Oh yes, it can get worse. When the airlines don’t sell tickets more than 90 days in advance for fear they won’t get paid, you know things are not about to get rosy.
The Merval’s up. Take that as a sell signal.
And it’s not even bitcoin.
This year Ecuador will run a fiscal deficit, including debt service, of some $9.2 billion, more than 9% of GDP. That’s what happens with budgeting that forecasts that oil prices will grow to the sky. It will be hard to shrink bloated state payrolls and subsidies, and the cost of servicing rising debt levels isn’t getting any cheaper.
To return this year to the international capital markets with a $2 billion 10-year bond, Ecuador had to pay a whopping 7.95% coupon. It also took out a $400 million three-year loan from Goldman Sachs against Ecuadorean gold to meet budget shortfalls. China holds $11 billion in Ecuadorean debt, not including billions of dollars in loans from Beijing secured by future oil shipments at an undisclosed price.
Now Mr. Correa is planning for when he runs out of other people’s money.

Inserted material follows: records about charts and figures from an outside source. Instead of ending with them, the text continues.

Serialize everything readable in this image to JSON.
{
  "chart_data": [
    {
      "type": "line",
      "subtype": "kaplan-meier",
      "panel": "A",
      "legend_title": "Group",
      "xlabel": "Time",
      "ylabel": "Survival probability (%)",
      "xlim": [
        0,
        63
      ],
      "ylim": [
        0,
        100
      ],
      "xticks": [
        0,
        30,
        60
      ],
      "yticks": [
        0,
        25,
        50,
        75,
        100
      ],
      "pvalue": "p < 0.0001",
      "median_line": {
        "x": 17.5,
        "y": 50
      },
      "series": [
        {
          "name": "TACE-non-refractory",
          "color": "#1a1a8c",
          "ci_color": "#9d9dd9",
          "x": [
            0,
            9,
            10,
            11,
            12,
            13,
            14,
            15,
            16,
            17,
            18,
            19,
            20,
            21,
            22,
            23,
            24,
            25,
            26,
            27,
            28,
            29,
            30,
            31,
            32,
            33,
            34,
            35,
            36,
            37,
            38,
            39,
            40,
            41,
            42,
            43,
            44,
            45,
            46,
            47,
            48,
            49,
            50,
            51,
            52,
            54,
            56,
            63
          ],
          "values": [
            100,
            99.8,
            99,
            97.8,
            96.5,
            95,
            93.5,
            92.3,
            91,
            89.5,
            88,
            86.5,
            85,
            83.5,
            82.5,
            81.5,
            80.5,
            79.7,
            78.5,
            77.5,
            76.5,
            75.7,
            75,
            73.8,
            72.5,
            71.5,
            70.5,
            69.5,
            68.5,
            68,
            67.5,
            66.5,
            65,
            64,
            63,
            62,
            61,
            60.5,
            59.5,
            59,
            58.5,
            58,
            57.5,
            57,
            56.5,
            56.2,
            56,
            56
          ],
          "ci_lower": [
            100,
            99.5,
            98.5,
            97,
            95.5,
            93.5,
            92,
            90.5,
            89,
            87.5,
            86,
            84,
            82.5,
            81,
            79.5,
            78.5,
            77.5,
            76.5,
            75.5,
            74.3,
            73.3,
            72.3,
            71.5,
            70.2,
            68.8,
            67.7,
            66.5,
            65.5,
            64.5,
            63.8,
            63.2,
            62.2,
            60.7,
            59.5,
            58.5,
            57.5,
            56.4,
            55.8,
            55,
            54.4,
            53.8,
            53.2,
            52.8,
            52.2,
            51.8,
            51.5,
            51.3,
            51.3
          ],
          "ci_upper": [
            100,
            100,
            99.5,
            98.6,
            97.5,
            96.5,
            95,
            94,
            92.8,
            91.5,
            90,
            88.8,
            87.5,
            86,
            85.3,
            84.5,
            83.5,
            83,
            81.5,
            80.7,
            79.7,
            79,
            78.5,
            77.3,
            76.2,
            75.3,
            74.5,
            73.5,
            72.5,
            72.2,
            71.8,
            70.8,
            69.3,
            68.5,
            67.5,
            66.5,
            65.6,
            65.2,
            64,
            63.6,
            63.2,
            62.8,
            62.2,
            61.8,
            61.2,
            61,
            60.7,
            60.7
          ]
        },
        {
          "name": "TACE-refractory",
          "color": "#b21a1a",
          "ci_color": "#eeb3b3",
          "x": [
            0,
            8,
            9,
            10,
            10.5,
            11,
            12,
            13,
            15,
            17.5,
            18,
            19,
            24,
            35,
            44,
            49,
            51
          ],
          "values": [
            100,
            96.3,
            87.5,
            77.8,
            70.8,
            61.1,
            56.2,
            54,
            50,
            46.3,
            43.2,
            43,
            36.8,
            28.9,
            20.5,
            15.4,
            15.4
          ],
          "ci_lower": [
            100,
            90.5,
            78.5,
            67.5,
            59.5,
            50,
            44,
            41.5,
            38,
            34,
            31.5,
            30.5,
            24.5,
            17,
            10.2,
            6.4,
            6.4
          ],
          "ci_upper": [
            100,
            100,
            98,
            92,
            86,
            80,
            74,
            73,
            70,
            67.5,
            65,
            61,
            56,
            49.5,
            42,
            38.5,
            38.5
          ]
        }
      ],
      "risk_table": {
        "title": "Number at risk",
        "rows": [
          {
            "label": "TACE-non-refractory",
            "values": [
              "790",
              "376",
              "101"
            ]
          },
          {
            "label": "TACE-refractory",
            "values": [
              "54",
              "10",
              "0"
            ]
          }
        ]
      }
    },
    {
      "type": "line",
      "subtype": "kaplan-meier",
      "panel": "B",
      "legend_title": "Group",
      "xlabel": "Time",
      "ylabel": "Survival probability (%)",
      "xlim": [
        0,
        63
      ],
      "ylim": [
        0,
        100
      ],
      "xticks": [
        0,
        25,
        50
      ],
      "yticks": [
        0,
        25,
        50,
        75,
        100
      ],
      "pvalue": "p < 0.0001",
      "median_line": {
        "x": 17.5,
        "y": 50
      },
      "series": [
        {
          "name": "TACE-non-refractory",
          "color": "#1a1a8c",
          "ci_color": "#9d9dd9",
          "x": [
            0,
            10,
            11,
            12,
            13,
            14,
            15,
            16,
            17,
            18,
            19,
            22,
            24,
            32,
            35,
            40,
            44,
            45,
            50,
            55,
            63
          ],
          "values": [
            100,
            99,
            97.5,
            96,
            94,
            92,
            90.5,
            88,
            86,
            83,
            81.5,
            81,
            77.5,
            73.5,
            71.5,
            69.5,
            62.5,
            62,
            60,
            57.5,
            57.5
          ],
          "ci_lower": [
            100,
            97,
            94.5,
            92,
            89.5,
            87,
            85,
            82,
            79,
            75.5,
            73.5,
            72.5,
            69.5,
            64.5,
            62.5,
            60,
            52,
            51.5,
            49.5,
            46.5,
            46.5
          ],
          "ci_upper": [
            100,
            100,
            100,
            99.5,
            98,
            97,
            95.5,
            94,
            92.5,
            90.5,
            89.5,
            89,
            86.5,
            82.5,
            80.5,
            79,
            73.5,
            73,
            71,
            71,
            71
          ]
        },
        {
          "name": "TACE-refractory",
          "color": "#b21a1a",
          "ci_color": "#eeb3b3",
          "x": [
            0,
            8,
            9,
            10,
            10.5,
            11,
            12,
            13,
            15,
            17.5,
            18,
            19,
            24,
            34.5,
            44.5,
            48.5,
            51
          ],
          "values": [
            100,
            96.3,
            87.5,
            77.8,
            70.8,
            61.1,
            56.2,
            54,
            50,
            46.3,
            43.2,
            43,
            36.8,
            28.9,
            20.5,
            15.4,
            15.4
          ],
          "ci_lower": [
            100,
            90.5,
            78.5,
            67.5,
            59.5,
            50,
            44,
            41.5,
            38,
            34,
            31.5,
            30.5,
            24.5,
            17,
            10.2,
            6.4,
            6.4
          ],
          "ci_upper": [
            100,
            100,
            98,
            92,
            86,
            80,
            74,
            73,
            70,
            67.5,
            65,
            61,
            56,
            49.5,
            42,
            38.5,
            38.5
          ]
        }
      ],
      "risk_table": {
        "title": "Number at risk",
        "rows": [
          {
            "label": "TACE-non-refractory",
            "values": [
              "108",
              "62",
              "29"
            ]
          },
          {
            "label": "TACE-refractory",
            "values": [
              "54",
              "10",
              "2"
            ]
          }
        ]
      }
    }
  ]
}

The central bank says its new money will be a parallel currency backed up by dollars or the “equivalent” and used to pay its 500,000 bureaucrats in a “hygienic” manner. But if so, why not use dollars? In today’s world, there’s nothing special about transferring money electronically. Implying that this is a “virtual” currency is an attempt to lend Bitcoin-like cachet to what will essentially be IOUs issued by a country with a rather dodgy credit history.
And, if you think Ecuador may be a good place to retire, keep in mind that
Ecuadoreans are not free to speak against this threat to their earnings and savings. Mr. Correa is well known for using the judicial system and the army to threaten and silence his critics. Earlier this month he won the passage of a new law that makes it a crime—punishable by up to seven years in prison—to “publish, broadcast or spread” news that creates “economic panic.”
A “parallel currency backed up by dollars”? Don’t be the next Lord Crawley.
Arminio Fraga, president of Brazil’s central bank from 1999 to 2002 under the Fernando Henrique Cardoso administration, is now back in the game:
Brazil Ex-Insider Returns to Help Oust President
With slow growth and high inflation hurting Brazilian President Dilma Rousseff’s chances of winning a second term, former central banker Arminio Fraga joins the opposition to persuade voters that Brazil needs a new economic steward.
Mr. Fraga appears to be positioning himself as something of an inflation whisperer. As president of Brazil’s central bank from 1999 to 2002 under the administration of President Fernando Henrique Cardoso, he helped stabilize the currency and rein in consumer prices. Mr. Fraga supports restrained public spending, tough inflation targeting and a floating exchange rate, policies that became known in Brazil as the “economic tripod.”
He is highly critical of the Rousseff administration’s decision slow inflation by capping gasoline prices and electricity rates, moves he dismissed as “gimmicks.” He’s also alarmed that Brazil’s central bank has been intervening regularly in the currency markets to prop up Brazil’s real against the dollar, a strategy he ridicules a “populist move.”
Mr. Fraga said these are stopgap measures that already are proving unworkable and that Brazil needs to focus on long-term fundamentals like increasing private investment and balancing its books.
The fact that earlier this year Standard & Poor downgraded Brazil´s long term bonds credit rating to one notch above junk doesn’t help Dilma – but you have to remember that, even when Dilma’s the candidate, Lula is the man to beat.